Рубахин давно уже снова опустил голову, не выдержав гневного блеска глубоких, пронзительных глаз старца.
Смутился под взором Гермогена даже Пожарский, которого, казалось бы, слова Патриарха не могли устыдить. Точно князь вдруг открыл и в себе тайный страх, страх оказаться бессильным, когда безумие охватывает всех, и ты вдруг видишь себя идущим в одиночку против обезумевшей толпы… Такое с ним бывало. В те дни, когда чуть не вся Москва кинулась присягать Гришке Отрепьеву, а ему в лицо кричали, что он убийцами царевича подкуплен… Вот дурачье-то! Как же подкуплен, какими убийцами, если по их мнению выходило, что царевич-то жив?! Но здесь было не то! Совсем не то. Князь чувствовал, что боярин Роман явился к Патриарху вовсе не от осажденного Смоленска, а всего вернее — от нескольких таких же, как и он, утративших мужество людей. А может… может, просто сам по себе решился? Но ведь если его пропустили через тайный лаз, то что-то он должен был сказать воеводе о том, куда и для чего уходит. Солгал? А как иначе?
Казалось, Гермоген прочитал мысли Пожарского.
— А что сказал ты, когда покидал Смоленск? — спросил он, и в голосе его вдруг послышалась насмешка. — И почему тебя ляхи пропустили? Ты ж не пеши шел, ты ж на коне ехал: вон, одежа-то вся чистая, даже сапоги не сильно запылились. Ну-ка сказывай, как выбрался? Только уж не лги, будь милостив!
Боярин побелел, как беленая стена патриаршей палаты, и снопом рухнул в ноги Владыке.
— Прости, святейший! Помилуй, не осуди…
— Ради Христа, прошу тебя: сказывай. Не то ведь обо многих худо думать заставляешь. У меня уж грешная мысль была: не много ли вас там таких, не снарядили ли тебя в путь такие же, как здесь, изменники, и не послом ли их ты сперва к ляхам отправился…
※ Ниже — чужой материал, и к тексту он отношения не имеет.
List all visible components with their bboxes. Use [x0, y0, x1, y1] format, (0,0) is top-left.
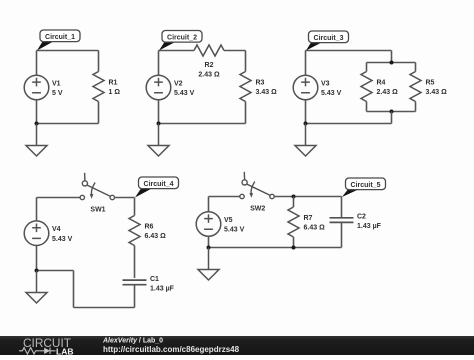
svg-text:SW2: SW2 [250, 205, 265, 212]
resistor R7 6.43 Ω (vertical) [288, 207, 299, 237]
svg-text:2.43 Ω: 2.43 Ω [198, 72, 220, 79]
node R7 top junction (junction) [292, 195, 296, 199]
svg-text:AlexVerity / Lab_0: AlexVerity / Lab_0 [102, 337, 163, 344]
voltage source V3 5.43 V [293, 75, 318, 100]
wire R7 top lead [293, 197, 295, 208]
svg-text:5.43 V: 5.43 V [52, 236, 73, 243]
ground GND circuit 1 [26, 124, 47, 157]
resistor R2 2.43 Ω (horizontal) [194, 45, 224, 56]
voltage source V5 5.43 V [196, 212, 221, 237]
svg-text:1.43 µF: 1.43 µF [357, 223, 382, 230]
svg-text:R7: R7 [304, 215, 313, 222]
resistor R3 3.43 Ω (vertical) [240, 72, 251, 102]
wire bottom path horizontal 1 [37, 270, 74, 272]
node label callout Circuit_5 [342, 178, 386, 197]
wire R4 top lead [366, 63, 368, 72]
ground GND circuit 5 [198, 248, 219, 281]
wire C1 bottom lead [134, 285, 136, 308]
wire V2 top lead [158, 51, 160, 76]
resistor R1 1 Ω (vertical) [93, 72, 104, 102]
wire R7 bottom lead [293, 237, 295, 248]
svg-text:Circuit_2: Circuit_2 [167, 34, 197, 41]
wire R4 bottom lead [366, 102, 368, 112]
wire C4 top-right: SW1 to R6 [115, 197, 135, 199]
wire C3 top: V3+ right [306, 50, 392, 52]
svg-text:LAB: LAB [56, 347, 73, 355]
wire C2 bottom lead [341, 222, 343, 247]
ground GND circuit 3 [295, 124, 316, 157]
wire bottom path vertical [73, 271, 75, 308]
wire C3 bottom wire [306, 123, 392, 125]
svg-text:5.43 V: 5.43 V [174, 90, 195, 97]
wire C5 bottom wire [209, 247, 342, 249]
wire R6 to C1 wire [134, 246, 136, 279]
svg-text:Circuit_3: Circuit_3 [314, 35, 344, 42]
wire V4 bottom lead [36, 246, 38, 271]
svg-text:3.43 Ω: 3.43 Ω [256, 89, 278, 96]
wire V5 bottom lead [208, 236, 210, 247]
wire drop to parallel top bar [391, 51, 393, 63]
wire R1 top lead [98, 51, 100, 72]
wire V1 bottom lead [36, 100, 38, 124]
ground GND circuit 2 [148, 124, 169, 157]
svg-text:R4: R4 [377, 80, 386, 87]
svg-text:Circuit_4: Circuit_4 [144, 181, 174, 188]
node top bar junction (junction) [390, 61, 394, 65]
wire C5 top-right: SW2 to R7/C2 [275, 196, 342, 198]
wire C2 top-right: R2 to R3 [224, 50, 246, 52]
svg-text:6.43 Ω: 6.43 Ω [304, 225, 326, 232]
svg-text:5.43 V: 5.43 V [321, 90, 342, 97]
node label callout Circuit_2 [159, 31, 202, 51]
node label callout Circuit_4 [135, 177, 179, 198]
wire C1 top: V1+ to R1 top [37, 50, 99, 52]
wire R1 bottom lead [98, 102, 100, 124]
wire V1 top lead [36, 51, 38, 76]
wire C5 top-left: V5+ to SW2 [209, 196, 240, 198]
svg-text:V4: V4 [52, 226, 61, 233]
svg-text:6.43 Ω: 6.43 Ω [145, 233, 167, 240]
wire C1 bottom: R1 to V1- [37, 123, 99, 125]
wire V3 top lead [305, 51, 307, 76]
node V1- / ground junction (junction) [35, 122, 39, 126]
wire C2 bottom: R3 to V2- [159, 123, 246, 125]
voltage source V1 5 V [24, 75, 49, 100]
svg-text:C2: C2 [357, 214, 366, 221]
wire V4 top lead [36, 198, 38, 221]
resistor R5 3.43 Ω (vertical) [410, 72, 421, 102]
wire V3 bottom lead [305, 100, 307, 124]
ground GND circuit 4 [26, 271, 47, 304]
switch SW2 (SPST toggle, open) [240, 172, 274, 199]
node V4- / ground junction (junction) [35, 269, 39, 273]
svg-text:3.43 Ω: 3.43 Ω [426, 89, 448, 96]
wire R3 bottom lead [245, 102, 247, 124]
node V5- / ground junction (junction) [207, 246, 211, 250]
switch SW1 (SPST toggle, open) [80, 173, 114, 200]
wire R5 bottom lead [415, 102, 417, 112]
node R7 bottom junction (junction) [292, 246, 296, 250]
voltage source V2 5.43 V [146, 75, 171, 100]
svg-text:R3: R3 [256, 80, 265, 87]
svg-text:R2: R2 [205, 62, 214, 69]
wire V2 bottom lead [158, 100, 160, 124]
svg-text:V5: V5 [224, 217, 233, 224]
wire bottom path horizontal 2 [74, 307, 135, 309]
svg-text:5.43 V: 5.43 V [224, 227, 245, 234]
wire C2 top lead [341, 197, 343, 218]
wire parallel bottom bar [367, 111, 416, 113]
node label callout Circuit_3 [306, 31, 349, 51]
svg-text:V3: V3 [321, 81, 330, 88]
voltage source V4 5.43 V [24, 221, 49, 246]
svg-text:C1: C1 [150, 276, 159, 283]
svg-text:Circuit_5: Circuit_5 [351, 182, 381, 189]
svg-text:R1: R1 [109, 80, 118, 87]
wire parallel top bar [367, 62, 416, 64]
svg-text:1 Ω: 1 Ω [109, 89, 121, 96]
svg-text:R6: R6 [145, 224, 154, 231]
capacitor C2 1.43 µF [330, 218, 354, 223]
svg-text:Circuit_1: Circuit_1 [45, 34, 75, 41]
wire C4 top-left: V4+ to SW1 [37, 197, 81, 199]
svg-text:SW1: SW1 [90, 206, 105, 213]
wire R3 top lead [245, 51, 247, 72]
svg-text:V1: V1 [52, 81, 61, 88]
resistor R4 2.43 Ω (vertical) [361, 72, 372, 102]
svg-text:V2: V2 [174, 81, 183, 88]
node bottom bar junction (junction) [390, 110, 394, 114]
node label callout Circuit_1 [37, 30, 80, 51]
svg-text:http://circuitlab.com/c86egepd: http://circuitlab.com/c86egepdrzs48 [103, 345, 240, 354]
CircuitLab logo [19, 336, 73, 356]
svg-text:5 V: 5 V [52, 90, 63, 97]
svg-text:1.43 µF: 1.43 µF [150, 285, 175, 292]
wire C2 top-left: V2+ to R2 [159, 50, 195, 52]
resistor R6 6.43 Ω (vertical) [129, 216, 140, 246]
svg-text:R5: R5 [426, 80, 435, 87]
wire R6 top lead [134, 198, 136, 216]
wire drop to bottom wire [391, 112, 393, 124]
svg-text:2.43 Ω: 2.43 Ω [377, 89, 399, 96]
node V2- / ground junction (junction) [157, 122, 161, 126]
wire V5 top lead [208, 197, 210, 212]
node V3- / ground junction (junction) [304, 122, 308, 126]
capacitor C1 1.43 µF [123, 280, 147, 285]
wire R5 top lead [415, 63, 417, 72]
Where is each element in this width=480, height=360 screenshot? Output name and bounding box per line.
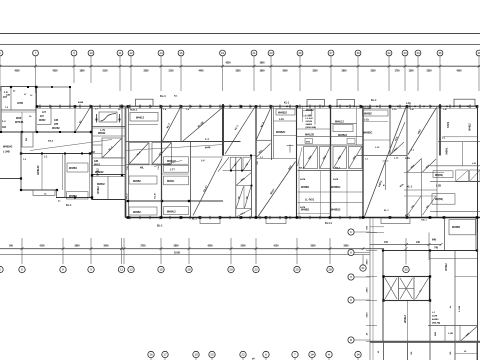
balcony bump [307,100,325,107]
column [91,174,93,176]
grid line axis 14 [160,56,162,91]
lower grid stem [195,358,197,360]
stub wall left [0,178,22,180]
svg-text:2#7B: 2#7B [300,207,306,209]
svg-text:4800: 4800 [366,259,369,265]
box W#8B2J [276,109,295,115]
porch below [381,218,410,224]
stair divider [413,277,415,301]
svg-text:KL-B: KL-B [155,193,157,199]
svg-text:KB-4: KB-4 [299,167,305,170]
box W#8B1 [67,192,89,200]
wall [64,154,66,198]
wall pair [89,154,91,198]
grid bubble axis 25 [297,50,303,56]
svg-text:3100: 3100 [102,71,108,73]
svg-text:3000: 3000 [103,245,109,247]
small cell [22,132,33,147]
svg-text:W8(B2): W8(B2) [435,175,443,177]
wing grid bubble b [348,229,354,235]
wall [462,142,464,166]
beam [430,181,480,183]
svg-text:1800: 1800 [79,71,85,73]
beam [404,172,444,174]
svg-text:KL-1: KL-1 [66,204,72,207]
svg-text:35: 35 [404,268,408,272]
svg-text:4200: 4200 [225,61,231,64]
stair diagonal [400,278,413,299]
svg-text:15: 15 [159,268,163,272]
svg-text:2800: 2800 [173,245,179,247]
wing dim tick [366,300,377,302]
stack diag row3b [245,187,252,209]
svg-text:2800: 2800 [341,71,347,73]
svg-text:18: 18 [187,268,191,272]
column [161,200,163,202]
beam [92,165,126,167]
columns bottom [127,216,479,219]
svg-text:3300: 3300 [343,245,349,247]
bottom grid bubble 31 [360,265,366,271]
diagonal [304,147,317,168]
bottom dimension numbers [9,244,349,247]
wall [20,132,22,190]
stack diag row4 [236,209,251,217]
diagonal [231,158,241,171]
column [382,275,384,277]
border line top [0,33,480,35]
box W#8#L [164,176,189,185]
svg-text:W#8L2: W#8L2 [446,263,448,271]
grid line axis 19 [222,56,224,91]
svg-text:3200: 3200 [312,71,318,73]
big diagonal KL-2 [193,159,222,216]
diagonal cell KL-3 [256,107,271,140]
svg-text:(W8.2B): (W8.2B) [432,323,440,325]
beam double [92,174,125,176]
lower grid stem [242,358,244,360]
svg-text:2#7B: 2#7B [432,316,438,318]
wall [74,106,76,132]
wall pair [271,106,273,160]
stack wall right [251,156,253,218]
beam [236,185,252,187]
bottom grid bubble 35 [403,266,409,272]
svg-text:W#8#L2: W#8#L2 [167,212,176,214]
diagonal [456,170,468,180]
lower grid stem [265,358,267,360]
lower grid stem [328,358,330,360]
wing short line [370,232,384,234]
svg-text:14: 14 [159,51,163,55]
lower grid stem [357,358,359,360]
diagonal brace KL [76,107,91,132]
beam [236,208,252,210]
detail post [96,119,98,121]
diagonal KL-5 [392,122,406,154]
wing beam [428,325,478,327]
svg-text:28: 28 [328,268,332,272]
svg-text:4200: 4200 [52,70,58,73]
diag cell [423,159,437,172]
diagonal [130,143,149,164]
svg-text:W#8L2D: W#8L2D [305,134,314,136]
svg-text:3700: 3700 [140,245,146,247]
lower grid stem [211,358,213,360]
svg-text:W#8B2C: W#8B2C [276,132,286,134]
beam top of big diag cell [191,156,224,158]
grid bubble axis 39 [476,50,480,56]
lower grid bubble # [326,351,332,357]
lower grid stem [164,358,166,360]
wing dim tick [366,325,377,327]
svg-text:11: 11 [119,51,122,55]
diagonal KL-1 tall [225,108,255,155]
beam [430,211,480,213]
svg-text:3300: 3300 [367,312,369,318]
svg-text:2#7B: 2#7B [300,179,306,181]
svg-text:W#8B2: W#8B2 [133,212,141,214]
svg-text:W#8L2: W#8L2 [98,186,100,194]
svg-text:W#8L2: W#8L2 [98,168,100,176]
stack diag row2 [237,173,252,185]
bottom grid bubble 5 [0,266,3,272]
beam [126,164,172,166]
svg-text:KL-1: KL-1 [407,187,413,189]
beam [297,128,331,130]
beam [331,123,357,125]
svg-text:L-B: L-B [410,109,414,111]
svg-text:1#B: 1#B [94,161,99,163]
grid line axis 25 [299,56,301,91]
svg-text:3300: 3300 [370,71,376,73]
svg-text:3300: 3300 [143,71,149,73]
svg-text:KL-1: KL-1 [405,215,411,217]
svg-text:4#0B: 4#0B [78,101,84,104]
grid line axis 21 [253,56,255,91]
svg-text:4200: 4200 [207,244,213,247]
svg-text:W#8B2: W#8B2 [452,226,461,229]
wall step [56,190,58,198]
diagonal cell [152,143,172,165]
svg-text:W#8#L: W#8#L [167,181,175,183]
wing bubble leader [354,252,370,254]
column [429,249,431,251]
beam stirrup ticks [40,105,470,220]
svg-text:W#8L2J: W#8L2J [335,122,344,124]
beam double2 [92,175,125,177]
svg-text:L-B: L-B [472,163,476,165]
svg-text:W#6L2: W#6L2 [470,123,472,131]
diag cell [408,196,422,215]
svg-text:4400: 4400 [198,70,204,73]
beam bottom [21,189,58,191]
wall thin [320,171,322,218]
svg-text:34: 34 [416,51,420,55]
beam [223,170,252,172]
svg-text:L-1#2: L-1#2 [306,115,312,117]
wing bubble leader [354,299,370,301]
long diagonal KB7 [365,107,407,217]
svg-text:L-1b: L-1b [392,109,397,111]
beam [126,141,162,143]
beam vertical [421,158,423,218]
svg-text:11: 11 [120,268,123,272]
wing wall [444,326,446,342]
svg-text:W#8B2: W#8B2 [301,186,310,189]
box W8B2 [433,171,453,178]
spec text block [306,115,317,129]
svg-text:30: 30 [356,51,360,55]
beam vertical [273,106,275,159]
svg-text:W#8B2: W#8B2 [364,108,372,110]
extra stems [363,238,406,265]
diagonal KL-7 [163,107,181,141]
wing dim tick2 [428,243,431,246]
svg-text:W'S002: W'S002 [95,171,104,174]
box empty [333,125,353,132]
dim symbol phi [289,145,291,153]
lower grid bubble 16 [148,351,154,357]
column [476,249,478,251]
svg-text:1#B: 1#B [54,120,59,122]
box 1-7 [164,165,189,172]
beam vertical [477,106,479,232]
column [382,249,384,251]
svg-text:4500: 4500 [456,70,462,73]
porch below [200,218,220,224]
svg-text:2#7B: 2#7B [333,179,339,181]
beam [274,135,297,137]
wing wall [459,326,461,342]
beam [162,173,189,175]
svg-text:2#7#B: 2#7#B [306,121,313,123]
beam [298,202,364,204]
svg-text:1800: 1800 [259,71,265,73]
svg-text:2100: 2100 [168,71,174,73]
detail box with curve [99,112,117,122]
beam left block 2 [1,111,36,113]
svg-text:#6L: #6L [140,168,145,170]
wing beam [383,250,478,252]
balcony bump [454,99,475,106]
top dimension ticks [0,65,480,68]
beam [438,141,480,143]
main top beam [36,105,478,107]
balcony bump [337,100,355,107]
beam double [92,126,125,128]
grid line axis 7 [35,56,37,93]
svg-text:4#2: 4#2 [2,126,7,129]
porch below [33,190,55,196]
svg-text:22: 22 [254,268,258,272]
columns [0,131,92,133]
wing wall [454,251,456,342]
grid line axis 33 [404,56,406,91]
grid bubble axis 27 [328,50,334,56]
svg-text:20: 20 [229,268,233,272]
svg-text:#7B: #7B [54,124,59,126]
diagonal [153,143,172,164]
diagonal [334,147,347,168]
svg-text:W7#4B: W7#4B [15,121,24,124]
wing wall thin [407,301,409,342]
box W#8L#2 [164,157,189,164]
lower grid bubble 19 [193,351,199,357]
grid line axis 32 [388,56,390,91]
beam vertical [222,104,224,156]
main top beam inner [36,108,478,110]
grid bubble axis 11 [117,50,123,56]
svg-text:KL-1: KL-1 [371,99,377,102]
grid line axis 1 [0,56,1,91]
wing wall [477,232,479,360]
svg-text:L-1b: L-1b [406,103,411,105]
wing dim tick [366,341,377,343]
small box [303,111,312,117]
svg-text:L-B: L-B [443,109,447,111]
diagonal cell [102,138,122,158]
bottom grid bubble 11 [118,266,124,272]
balcony bump [136,99,154,106]
pointer line [154,161,182,167]
wing box [449,220,476,235]
svg-text:KL-4: KL-4 [160,95,166,98]
svg-text:L-7b: L-7b [100,129,106,132]
bottom grid bubble 22 [253,266,259,272]
bottom grid bubble 6 [19,266,25,272]
svg-text:KL1-1: KL1-1 [325,222,333,225]
diagonal [103,139,122,158]
svg-text:W#8B1: W#8B1 [69,167,78,170]
grid line axis 10 [90,56,92,83]
svg-text:1#: 1# [310,353,314,357]
svg-text:W8002: W8002 [98,133,106,135]
main bottom beam [126,217,480,219]
svg-text:12: 12 [129,268,133,272]
wing dim tick2 [405,243,408,246]
beam [298,170,364,172]
wing wall below [454,343,456,360]
diagonal [349,147,362,168]
wing wall below [383,343,385,360]
small diag cell [243,157,252,170]
column [188,200,190,202]
svg-text:1#: 1# [356,353,360,357]
bottom grid bubble 25 [294,266,300,272]
diag square [349,147,363,169]
beam [92,153,102,155]
wall [107,176,109,199]
svg-text:L-1: L-1 [205,138,209,141]
bottom grid bubble 15 [158,266,164,272]
svg-text:X: X [350,275,352,279]
svg-text:19: 19 [194,353,198,357]
svg-text:7#b-1: 7#b-1 [421,220,427,222]
stair diagonal [416,278,429,299]
grid line axis 34 [417,56,419,91]
box W#8B2 left2 [129,207,157,215]
wing bubble leader [354,339,370,341]
wing wall below [407,343,409,360]
small diag frag [298,148,303,167]
wing dim line [370,244,441,246]
diagonal [320,147,330,168]
svg-text:KL-2: KL-2 [127,193,129,199]
grid line axis 23 [270,56,272,91]
beam top of big cell [256,158,297,160]
wall divider 2 [21,112,23,132]
svg-text:W#2: W#2 [16,116,22,120]
lower grid stem [311,358,313,360]
wing wall right cell [444,218,446,251]
grid bubble axis 7 [33,50,39,56]
grid bubble axis 19 [220,50,226,56]
svg-text:W4#B2: W4#B2 [52,127,60,130]
small diag cell [390,142,404,155]
grid bubble axis 14 [158,50,164,56]
lower grid bubble 17 [162,351,168,357]
bottom dimension line 2 [0,253,370,255]
boxes x363-390 [363,110,389,116]
grid bubble axis 21 [251,50,257,56]
beam [298,213,331,215]
wing thick beam [370,341,480,343]
diagonal [243,158,251,171]
svg-text:A: A [265,353,267,357]
bottom grid bubble 28 [327,266,333,272]
beam [1,131,91,133]
wall divider [10,87,12,111]
svg-text:20: 20 [210,353,214,357]
svg-text:17: 17 [163,353,167,357]
diagonal KL-2B [183,108,223,142]
svg-text:3000: 3000 [282,71,288,73]
bottom dimension ticks [21,247,408,250]
beam bottom mid [92,199,126,201]
column [74,197,76,199]
lower grid bubble 22 [240,351,246,357]
tall cell above beam [37,87,71,106]
dim extension line [385,160,387,190]
beam [129,124,159,126]
wing wall below [429,343,431,360]
detail post line [96,114,98,123]
wing dim line A [369,218,371,360]
column [20,177,22,179]
wing grid bubble U [348,297,354,303]
diagonal [470,170,480,180]
box W#8B1 [67,163,88,172]
beam vertical [389,106,391,156]
svg-text:25: 25 [298,51,302,55]
svg-text:2500: 2500 [240,245,246,247]
svg-text:6#B#L: 6#B#L [447,147,449,154]
wing dim tick [366,250,377,252]
column [250,155,252,157]
svg-text:W#8B2C: W#8B2C [363,133,373,135]
beam [443,136,477,138]
diagonal KB-5 [461,327,477,341]
svg-text:2300: 2300 [426,71,432,73]
beam [256,139,272,141]
diag square [320,147,331,169]
beam [362,139,390,141]
main beam mid-left [21,153,92,155]
wing wall right cell 2 [475,218,477,251]
svg-text:31: 31 [361,266,365,270]
beam [430,165,480,167]
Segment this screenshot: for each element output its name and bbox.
— Нет, нет, Владыка! Не так это! — на глаза Рубахину навернулись слезы, поползли по щекам, теряясь в густой бороде. — Сам я грешен, сам не выдержал, страху своему поддался. Вылазка у нас была — небольшой обоз польский решили перехватить, чтобы добыть немного продовольствия. Я прежде не бывал в таких вылазках, а тут вызвался сам, а так как многие в городе кто ранен, кто болен, а здоровые — все на стенах, в карауле, сотник меня и назначил. Я с собою холопа моего Семена взял, и когда мы подъезжали к обозу да ляхи в нас из луков стрелять начали, мы с Семеном за деревьями и скрылись. Ну, будто бы убили нас. Потом поскакали в объезд польских таборов, лесом проехали, а затем на Смоленскую дорогу выбрались. Кольчугу да зерцало я снял, в лесу спрятал, чтобы на разъезд не нарваться, польский ли, тушинский ли, мало ли, какие лихие люди могли встретиться… Думал сперва прочь куда-нибудь скрыться от срама своего… А после вдруг подумал: поеду сюда, в Москву. Может, здесь уже решилось все, может, и ты, святейший, благословишь, наконец, не лить крови понапрасну. Вот и дерзнул!